On Aug. 19, prices for live pigs and pork reached 11.98 yuan per kilogram and 15.7 yuan per kilogram, up 23.5 percent and 22.3 percent respectively from the lowest price of 2009, but both were still 12 percent lower compared with the same period of last year.

"The stockpiling program played a key role in bring up the prices," said Xu.

Low prices pushed breeders to cut hog stocks. Statistics from the Ministry of Agriculture indicates that in the first half of 2009, the number of sows declined steadily and so did the live hog stocks except for March and April. The decreases in market supply also helped push up the prices.

Jing Jizhong, a senior editor with www.zhue.com.cn, a pig industry website, said with government policy support, the sector had begun to profit.

"I suffered huge losses around April and nearly gave up," said Ruan Xin, a pig breeder from Binzhou city of Shandong. "Phone calls of demand pour in recently and I now begin to have some confidence again."

"Profit drives up supply," said Huang Yunhua. As it takes only four months to raise a hog for slaughter, he believed the supply increase later this year would crimp the price hike.

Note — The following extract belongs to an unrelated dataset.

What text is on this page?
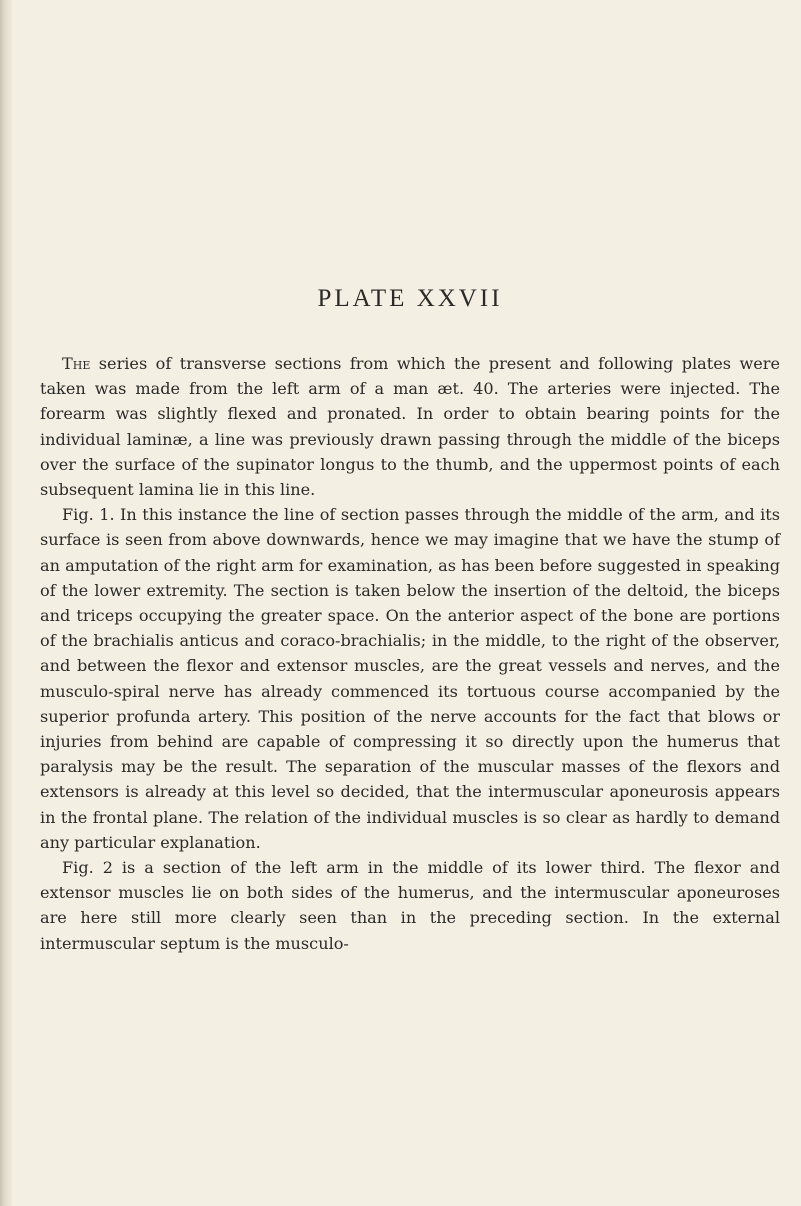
PLATE XXVII

The series of transverse sections from which the present and following plates were taken was made from the left arm of a man æt. 40. The arteries were injected. The forearm was slightly flexed and pronated. In order to obtain bearing points for the individual laminæ, a line was previously drawn passing through the middle of the biceps over the surface of the supinator longus to the thumb, and the uppermost points of each subsequent lamina lie in this line.

Fig. 1. In this instance the line of section passes through the middle of the arm, and its surface is seen from above downwards, hence we may imagine that we have the stump of an amputation of the right arm for examination, as has been before suggested in speaking of the lower extremity. The section is taken below the insertion of the deltoid, the biceps and triceps occupying the greater space. On the anterior aspect of the bone are portions of the brachialis anticus and coraco-brachialis; in the middle, to the right of the observer, and between the flexor and extensor muscles, are the great vessels and nerves, and the musculo-spiral nerve has already commenced its tortuous course accompanied by the superior profunda artery. This position of the nerve accounts for the fact that blows or injuries from behind are capable of compressing it so directly upon the humerus that paralysis may be the result. The separation of the muscular masses of the flexors and extensors is already at this level so decided, that the intermuscular aponeurosis appears in the frontal plane. The relation of the individual muscles is so clear as hardly to demand any particular explanation.

Fig. 2 is a section of the left arm in the middle of its lower third. The flexor and extensor muscles lie on both sides of the humerus, and the intermuscular aponeuroses are here still more clearly seen than in the preceding section. In the external intermuscular septum is the musculo-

China needs about 410 million live hogs, including 41 million sows, to balance the pork consumption market, according to NDRC statistics. Data from the Ministry of Agriculture showed that at the end of June, China had 450 million live hogs, including 48 million sows. Analysts believe the supply is able to meet the demand.

The heavy drought this year in China's main corn and rice producing regions will not affect the food price either because of the sufficient state reserves of grain and corn from previous six years of harvest, economists say.

Chen Xiwen, director of the office of the central leading group on rural work, said Friday at a news conference that China will not see big price fluctuations in agricultural products, let alone inflation led by agricultural price rises.